Ce choix implique une contrainte pratique. Les procédures peuvent durer, mais les actifs peuvent être déplacés rapidement. D’où l’idée d’une action à l’étranger et d’un recours à des enquêteurs externes. Des textes indiquent que des preuves proviendraient à la fois de registres internes de la Banque du Liban et d’éléments fournis par des enquêteurs externes, ce qui vise à crédibiliser l’accélération.

La dimension internationale est également cohérente avec les montages offshore évoqués. Une localisation comme les îles Caïmans, si elle est effectivement au cœur d’un schéma, suppose des démarches hors du Liban pour identifier les bénéficiaires effectifs, tracer les flux et immobiliser les actifs.

Le chantier sur les violations des circulaires et l’extension vers le secteur bancaire

Un passage fixe un principe juridique interne. Il est affirmé que toute violation des circulaires de la Banque du Liban constitue une infraction pénale, et que la Banque du Liban se réserve le droit de poursuivre les contrevenants devant la juridiction compétente. Cette précision élargit le spectre au-delà des grands dossiers médiatiques. Elle permet d’intégrer des comportements de non-conformité comme partie du même effort de reprise d’autorité.

Dans le même mouvement, la Banque du Liban annonce qu’elle collecte des informations auprès des banques libanaises sur des transferts à l’étranger et des retraits en espèces. Le périmètre est explicitement ciblé: présidents, membres de conseils d’administration, directeurs de banques, ainsi que personnes politiquement exposées et leurs proches. Les textes précisent que ces éléments pourront être transmis à la justice conformément au cadre légal modifié du secret bancaire.
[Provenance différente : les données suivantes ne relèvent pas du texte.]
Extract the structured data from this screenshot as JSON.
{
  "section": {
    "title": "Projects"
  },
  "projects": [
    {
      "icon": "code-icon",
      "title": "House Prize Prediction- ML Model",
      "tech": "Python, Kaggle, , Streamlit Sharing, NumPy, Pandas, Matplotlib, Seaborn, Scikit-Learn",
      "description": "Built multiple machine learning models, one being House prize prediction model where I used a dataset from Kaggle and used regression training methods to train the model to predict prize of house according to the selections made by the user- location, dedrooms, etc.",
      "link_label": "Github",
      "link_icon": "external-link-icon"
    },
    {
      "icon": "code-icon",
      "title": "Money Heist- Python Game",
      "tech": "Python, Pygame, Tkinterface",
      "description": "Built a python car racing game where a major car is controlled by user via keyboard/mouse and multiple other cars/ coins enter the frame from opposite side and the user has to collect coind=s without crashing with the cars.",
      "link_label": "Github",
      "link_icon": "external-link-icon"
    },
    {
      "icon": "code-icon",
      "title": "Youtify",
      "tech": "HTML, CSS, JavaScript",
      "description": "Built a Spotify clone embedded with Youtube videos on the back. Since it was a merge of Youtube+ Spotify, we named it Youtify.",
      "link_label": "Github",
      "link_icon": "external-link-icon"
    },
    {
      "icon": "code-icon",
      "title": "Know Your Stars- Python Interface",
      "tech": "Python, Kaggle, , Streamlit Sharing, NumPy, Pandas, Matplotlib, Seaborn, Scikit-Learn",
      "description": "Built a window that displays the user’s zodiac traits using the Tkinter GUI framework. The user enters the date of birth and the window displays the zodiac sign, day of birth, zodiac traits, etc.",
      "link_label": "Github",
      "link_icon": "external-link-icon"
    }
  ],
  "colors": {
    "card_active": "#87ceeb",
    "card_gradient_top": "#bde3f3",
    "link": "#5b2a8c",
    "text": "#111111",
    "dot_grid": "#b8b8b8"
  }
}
Ce chantier est directement lié à la figure de Riad Salameh comme symbole. Le cœur de la crise libanaise s’est cristallisé sur l’idée d’inégalités de traitement et de captation des sorties. En annonçant une collecte structurée sur les transferts et les retraits des élites bancaires et des personnes exposées politiquement, la Banque du Liban tente d’installer une continuité entre la critique du passé et la supervision du présent.

Documenter la part de l’État jusqu’à fin 2023: un rapport qui vise aussi la responsabilité politique

Un autre chantier annoncé est la préparation d’un rapport complet, appuyé par des documents, destiné à déterminer, circonscrire et estimer l’ensemble des fonds placés à la disposition des gouvernements successifs jusqu’à la fin de l’année 2023, ainsi que les paiements effectués pour le compte de l’État ou sur instruction de l’État. Les formes mentionnées incluent prêts, avances, transferts et facilités de toute nature.

Ce volet modifie l’équilibre du débat public. Il ne vise pas seulement des individus et des sociétés. Il vise à reconstituer la trajectoire institutionnelle de l’argent, y compris quand il a servi à financer des décisions publiques. Cela n’est pas présenté comme un débat d’opinion. C’est présenté comme un acte de documentation, potentiellement utile pour des contentieux, des négociations et des arbitrages de responsabilité.

Dans ce cadre, la figure de Riad Salameh ne sert pas uniquement à incarner un soupçon. Elle sert à rappeler qu’un système de décisions a fonctionné pendant des années. La direction actuelle semble vouloir produire, dossier par dossier, une cartographie des circuits. Cette cartographie peut ensuite nourrir des procédures contre les auteurs, contre les facilitateurs, et contre les bénéficiaires, selon ce que les preuves permettront d’établir.